Managing AIS with an interprofessional healthcare team is essential to provide safe and optimal care to patients. These patients should have a careful ongoing clinical assessment, including frequent neurological examinations. The AHA/ASA 2018 guidelines recommend designating an acute stroke team consisting of physicians, nurses, laboratory/radiology personnel, and others such as a pharmacist. (Class I, Level B-non-randomized) The pharmacist will play a significant role in helping the clinicians select the appropriate agent, verifying dosing and the absence of drug interactions, and counseling patients about anticoagulation. They can also assist in developing proper pharmacotherapeutic regimens, monitoring medications, ordering appropriate labs, and dose adjustments, including thrombolytic, antiplatelets, and anticoagulants. Cardiovascular specialized nursing will administer these agents, and they should have open and active communication with both pharmacy staff as well as the clinicians/specialists managing the case.

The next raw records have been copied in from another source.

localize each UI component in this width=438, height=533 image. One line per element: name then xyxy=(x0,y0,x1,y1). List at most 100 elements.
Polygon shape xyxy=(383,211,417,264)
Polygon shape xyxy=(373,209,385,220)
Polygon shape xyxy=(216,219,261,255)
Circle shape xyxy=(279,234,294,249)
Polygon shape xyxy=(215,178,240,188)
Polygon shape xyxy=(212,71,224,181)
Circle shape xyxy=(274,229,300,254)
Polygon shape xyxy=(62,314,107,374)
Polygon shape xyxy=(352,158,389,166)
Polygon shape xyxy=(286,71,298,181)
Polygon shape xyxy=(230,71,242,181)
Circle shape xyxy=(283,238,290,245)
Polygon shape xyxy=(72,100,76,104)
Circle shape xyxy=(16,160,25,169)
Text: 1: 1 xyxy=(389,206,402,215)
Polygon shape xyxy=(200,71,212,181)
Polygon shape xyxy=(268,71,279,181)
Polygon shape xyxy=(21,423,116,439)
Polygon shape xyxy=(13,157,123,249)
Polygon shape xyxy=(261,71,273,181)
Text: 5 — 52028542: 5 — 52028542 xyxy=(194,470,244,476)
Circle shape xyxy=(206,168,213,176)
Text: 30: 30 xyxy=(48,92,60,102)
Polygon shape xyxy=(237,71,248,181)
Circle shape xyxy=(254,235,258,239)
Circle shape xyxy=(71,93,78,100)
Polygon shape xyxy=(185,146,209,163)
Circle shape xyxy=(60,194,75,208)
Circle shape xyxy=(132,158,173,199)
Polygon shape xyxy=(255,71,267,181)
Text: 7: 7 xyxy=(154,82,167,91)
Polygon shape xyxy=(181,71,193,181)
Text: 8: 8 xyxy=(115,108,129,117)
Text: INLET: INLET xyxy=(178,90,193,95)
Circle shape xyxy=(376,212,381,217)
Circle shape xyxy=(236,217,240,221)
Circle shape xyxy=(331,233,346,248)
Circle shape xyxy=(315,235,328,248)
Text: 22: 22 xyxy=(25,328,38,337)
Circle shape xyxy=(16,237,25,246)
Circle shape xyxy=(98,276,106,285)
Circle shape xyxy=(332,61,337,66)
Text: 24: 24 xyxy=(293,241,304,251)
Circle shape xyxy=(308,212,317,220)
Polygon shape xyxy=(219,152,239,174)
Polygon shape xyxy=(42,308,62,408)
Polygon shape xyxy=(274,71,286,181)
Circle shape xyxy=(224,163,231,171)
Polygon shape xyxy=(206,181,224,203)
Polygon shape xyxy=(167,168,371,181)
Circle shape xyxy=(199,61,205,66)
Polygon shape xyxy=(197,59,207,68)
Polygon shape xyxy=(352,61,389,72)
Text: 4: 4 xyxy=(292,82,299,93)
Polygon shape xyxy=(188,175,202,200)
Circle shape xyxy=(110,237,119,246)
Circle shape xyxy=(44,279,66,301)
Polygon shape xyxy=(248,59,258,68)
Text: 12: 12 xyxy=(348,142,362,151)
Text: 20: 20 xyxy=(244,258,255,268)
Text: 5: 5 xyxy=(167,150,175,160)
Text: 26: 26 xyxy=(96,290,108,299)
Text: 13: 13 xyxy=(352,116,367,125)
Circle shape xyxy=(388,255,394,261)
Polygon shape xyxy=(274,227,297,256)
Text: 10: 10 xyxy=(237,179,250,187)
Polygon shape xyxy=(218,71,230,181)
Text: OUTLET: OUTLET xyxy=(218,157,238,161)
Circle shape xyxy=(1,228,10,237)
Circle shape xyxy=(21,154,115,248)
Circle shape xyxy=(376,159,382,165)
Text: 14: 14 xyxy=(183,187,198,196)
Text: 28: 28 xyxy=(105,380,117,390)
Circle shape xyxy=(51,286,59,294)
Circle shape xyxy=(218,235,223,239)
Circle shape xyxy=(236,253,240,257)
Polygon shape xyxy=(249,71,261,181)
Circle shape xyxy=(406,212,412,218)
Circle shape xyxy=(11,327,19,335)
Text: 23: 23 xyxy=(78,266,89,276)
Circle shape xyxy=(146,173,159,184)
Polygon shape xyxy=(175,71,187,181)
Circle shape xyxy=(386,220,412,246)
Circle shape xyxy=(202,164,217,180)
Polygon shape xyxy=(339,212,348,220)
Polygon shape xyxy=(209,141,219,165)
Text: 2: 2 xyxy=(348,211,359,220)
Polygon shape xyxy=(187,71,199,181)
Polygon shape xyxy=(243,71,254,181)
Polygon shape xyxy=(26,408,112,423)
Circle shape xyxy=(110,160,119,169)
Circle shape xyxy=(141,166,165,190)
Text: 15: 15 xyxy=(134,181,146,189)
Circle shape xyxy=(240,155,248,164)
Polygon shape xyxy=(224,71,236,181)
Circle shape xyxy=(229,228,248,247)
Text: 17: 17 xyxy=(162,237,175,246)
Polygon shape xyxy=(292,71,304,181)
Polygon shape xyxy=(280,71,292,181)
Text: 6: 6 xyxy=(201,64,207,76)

Finally, discussion with other healthcare providers, including neurology specialists, will optimize both acute and chronic management. This interprofessional approach will maximize the therapeutic effects of anticoagulation therapy while minimizing the not insignificant potential risks, thereby optimizing patient care. [Level 5]
Nurses play a role in educating patients and their family about stroke burden and secondary-prevention including lifestyle changes and medications. The nurses aid in early intervention emergency department triage including ensuring medical stability for airway, breathing, and circulation. Nurses are needed at the bedside while antithrombotic therapy is infusing for close monitoring of therapy. Furthermore, nurses can intervene in interrupting therapy should the patient develop signs/symptoms of bleeding or changes in mental status. Nurses can encourage and recommend treatment for blood pressure, fever, and blood glucose.
Protocols are available for the initiation of antithrombotic and anticoagulation. If antithrombotic therapy is initiated, nurses will monitor vitals at least every 15 minutes and provide neurological assessments hourly. Nurses may also play a role in short-term and long-term monitoring, especially in closely identifying signs/symptoms of bleeding. Nurses can also follow-up with patients post-hospital discharge. All patients should have baseline labs collected prior to the initiation of anticoagulation. For warfarin monitoring, baseline INR is measured, as well as liver function tests and renal function. For other OAC monitoring, baseline complete blood count, liver function tests, prothrombin time, aPTT, renal function is appropriate to measure and follow-up annually and when clinically indicated.